TEMPO.CO, Jakarta - Kepala Divisi Pemantauan Impunitas Komisi untuk Orang Hilang dan Korban Tindak Kekerasan (Kontras) Feri Kusuma menilai pemerintahan Joko Widodo selama tiga tahun ini belum punya tindakan konkret untuk penyelesaian pelanggaran hak asasi manusia (HAM). Salah satunya, kata Feri, bisa dilihat dari komitmen Jokowi memberikan dukungan terhadap Komisi Kebenaran dan Rekonsiliasi Aceh.
"Hal ini tentu menjadi persoalan dan tantangan.
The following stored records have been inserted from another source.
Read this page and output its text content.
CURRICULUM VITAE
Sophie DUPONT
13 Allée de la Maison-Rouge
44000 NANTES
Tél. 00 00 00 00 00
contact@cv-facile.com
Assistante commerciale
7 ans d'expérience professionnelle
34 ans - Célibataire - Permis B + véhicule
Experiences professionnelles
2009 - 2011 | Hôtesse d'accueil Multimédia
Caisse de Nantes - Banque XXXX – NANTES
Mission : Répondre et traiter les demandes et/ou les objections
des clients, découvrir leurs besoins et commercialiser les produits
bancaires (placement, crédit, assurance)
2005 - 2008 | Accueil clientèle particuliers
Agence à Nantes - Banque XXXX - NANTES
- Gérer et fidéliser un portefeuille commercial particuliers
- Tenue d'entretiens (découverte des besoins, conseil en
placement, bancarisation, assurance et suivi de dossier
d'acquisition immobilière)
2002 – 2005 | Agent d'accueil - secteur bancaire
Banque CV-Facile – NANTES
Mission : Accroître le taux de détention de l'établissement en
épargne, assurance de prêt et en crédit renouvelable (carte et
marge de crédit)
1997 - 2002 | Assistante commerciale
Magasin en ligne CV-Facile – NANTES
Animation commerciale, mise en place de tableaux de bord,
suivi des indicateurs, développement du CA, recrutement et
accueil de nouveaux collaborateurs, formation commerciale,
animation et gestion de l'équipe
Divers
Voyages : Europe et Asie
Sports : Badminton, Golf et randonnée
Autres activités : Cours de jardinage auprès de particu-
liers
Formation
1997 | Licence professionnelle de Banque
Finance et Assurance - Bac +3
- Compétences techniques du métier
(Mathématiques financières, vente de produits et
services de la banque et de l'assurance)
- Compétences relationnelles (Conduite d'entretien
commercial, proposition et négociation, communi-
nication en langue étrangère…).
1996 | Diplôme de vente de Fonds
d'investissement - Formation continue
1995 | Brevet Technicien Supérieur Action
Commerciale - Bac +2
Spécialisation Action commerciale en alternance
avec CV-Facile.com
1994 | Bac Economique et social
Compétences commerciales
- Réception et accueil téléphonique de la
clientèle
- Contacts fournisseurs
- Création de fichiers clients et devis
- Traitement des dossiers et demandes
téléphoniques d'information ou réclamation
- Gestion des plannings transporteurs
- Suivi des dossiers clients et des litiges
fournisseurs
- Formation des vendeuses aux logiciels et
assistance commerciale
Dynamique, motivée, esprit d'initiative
Kenapa persoalan? Karena adanya operasi militer dan pelakunya di tingkat negara serta pengambil keputusan adalah negara," kata Feri dalam konferensi persnya di Bakoel Koffie, Jakarta Pusat, Selasa, 24 Oktober 2017.
Pembentukan Komisi Kebenaran dan Rekonsiliasi Aceh (KKR Aceh) dibentuk sesuai dengan mandat Undang-Undang Nomor 11 Tahun 2006 tentang Pemerintahan Aceh sebagai upaya penyelesaian non-yudisial terkait dengan konflik Aceh antara pemerintah Indonesia dan Gerakan Aceh Merdeka. Kendati diinstruksikan harus dibentuk satu tahun setelah peraturan tersebut diundangkan, KKR Aceh baru dibentuk pada 24 Oktober 2016.
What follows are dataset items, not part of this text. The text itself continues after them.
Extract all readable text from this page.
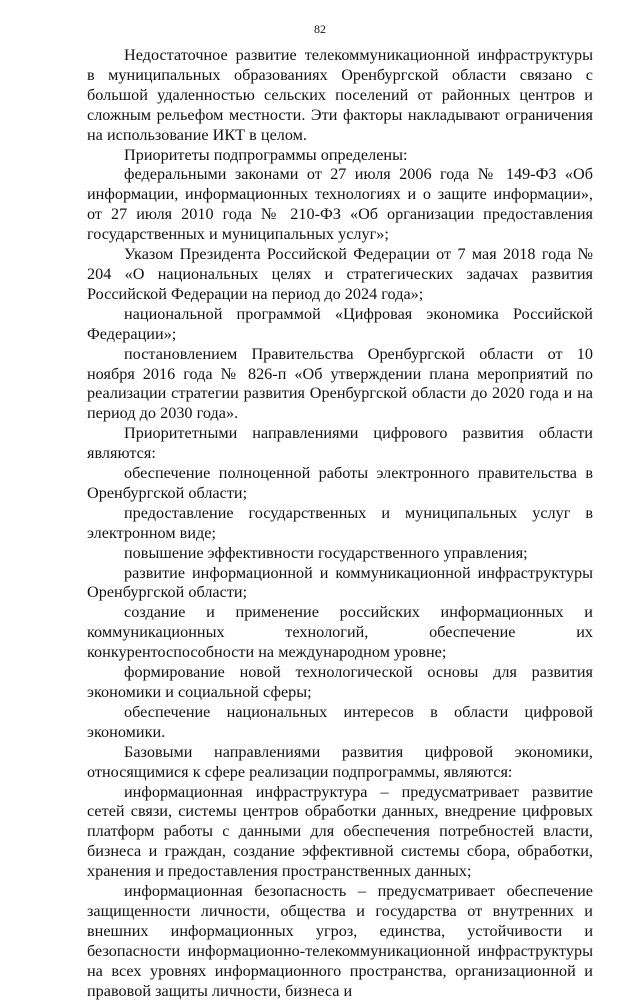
82

Недостаточное развитие телекоммуникационной инфраструктуры в муниципальных образованиях Оренбургской области связано с большой удаленностью сельских поселений от районных центров и сложным рельефом местности. Эти факторы накладывают ограничения на использование ИКТ в целом.

Приоритеты подпрограммы определены:

федеральными законами от 27 июля 2006 года № 149-ФЗ «Об информации, информационных технологиях и о защите информации», от 27 июля 2010 года № 210-ФЗ «Об организации предоставления государственных и муниципальных услуг»;

Указом Президента Российской Федерации от 7 мая 2018 года № 204 «О национальных целях и стратегических задачах развития Российской Федерации на период до 2024 года»;

национальной программой «Цифровая экономика Российской Федерации»;

постановлением Правительства Оренбургской области от 10 ноября 2016 года № 826-п «Об утверждении плана мероприятий по реализации стратегии развития Оренбургской области до 2020 года и на период до 2030 года».

Приоритетными направлениями цифрового развития области являются:

обеспечение полноценной работы электронного правительства в Оренбургской области;

предоставление государственных и муниципальных услуг в электронном виде;

повышение эффективности государственного управления;

развитие информационной и коммуникационной инфраструктуры Оренбургской области;

создание и применение российских информационных и коммуникационных технологий, обеспечение их конкурентоспособности на международном уровне;

формирование новой технологической основы для развития экономики и социальной сферы;

обеспечение национальных интересов в области цифровой экономики.

Базовыми направлениями развития цифровой экономики, относящимися к сфере реализации подпрограммы, являются:

информационная инфраструктура – предусматривает развитие сетей связи, системы центров обработки данных, внедрение цифровых платформ работы с данными для обеспечения потребностей власти, бизнеса и граждан, создание эффективной системы сбора, обработки, хранения и предоставления пространственных данных;

информационная безопасность – предусматривает обеспечение защищенности личности, общества и государства от внутренних и внешних информационных угроз, единства, устойчивости и безопасности информационно-телекоммуникационной инфраструктуры на всех уровнях информационного пространства, организационной и правовой защиты личности, бизнеса и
Baca juga: KKR Aceh Terbentuk, Ini Persoalan di Depan Mata
Feri sendiri mengatakan diperlukan dukungan yang kuat dari pemerintah, bukan hanya pemerintah daerah, melainkan juga pemerintah pusat. Selemah-lemahnya iman, kata Feri, Presiden wajib memberikan statement terkait dengan dukungannya terhadap KKR Aceh.
"Dan memerintahkan instansi di bawah Presiden mendukung kerja KKR Aceh," ucapnya.
Selain itu, Feri mendorong pemerintah memberi dukungan melalui kebijakan yang mendukung KKR Aceh. Misalnya, kata dia, pemerintah paling minimal perlu menerbitkan peraturan presiden untuk mendukung kerja-kerja KKR Aceh.
Baca juga: Calon Anggota Komisi Kebenaran Rekonsiliasi Aceh Jalani Uji...
"Bisa membantu dan mempermudah kerja-kerja mereka. Kenapa? Karena mandat pembentukan lembaga ini dari Undang-Undang Pemerintahan Aceh," tutur Feri.
Menurut Feri, pembicaraan mengenai KKR Aceh ini penting didiskusikan di level nasional karena kasus konflik Aceh melibatkan pemerintah sebagai aktor. Apalagi kinerja-kinerja lembaga lain, seperti Komnas HAM, sering kali mentok di Kejaksaan Agung.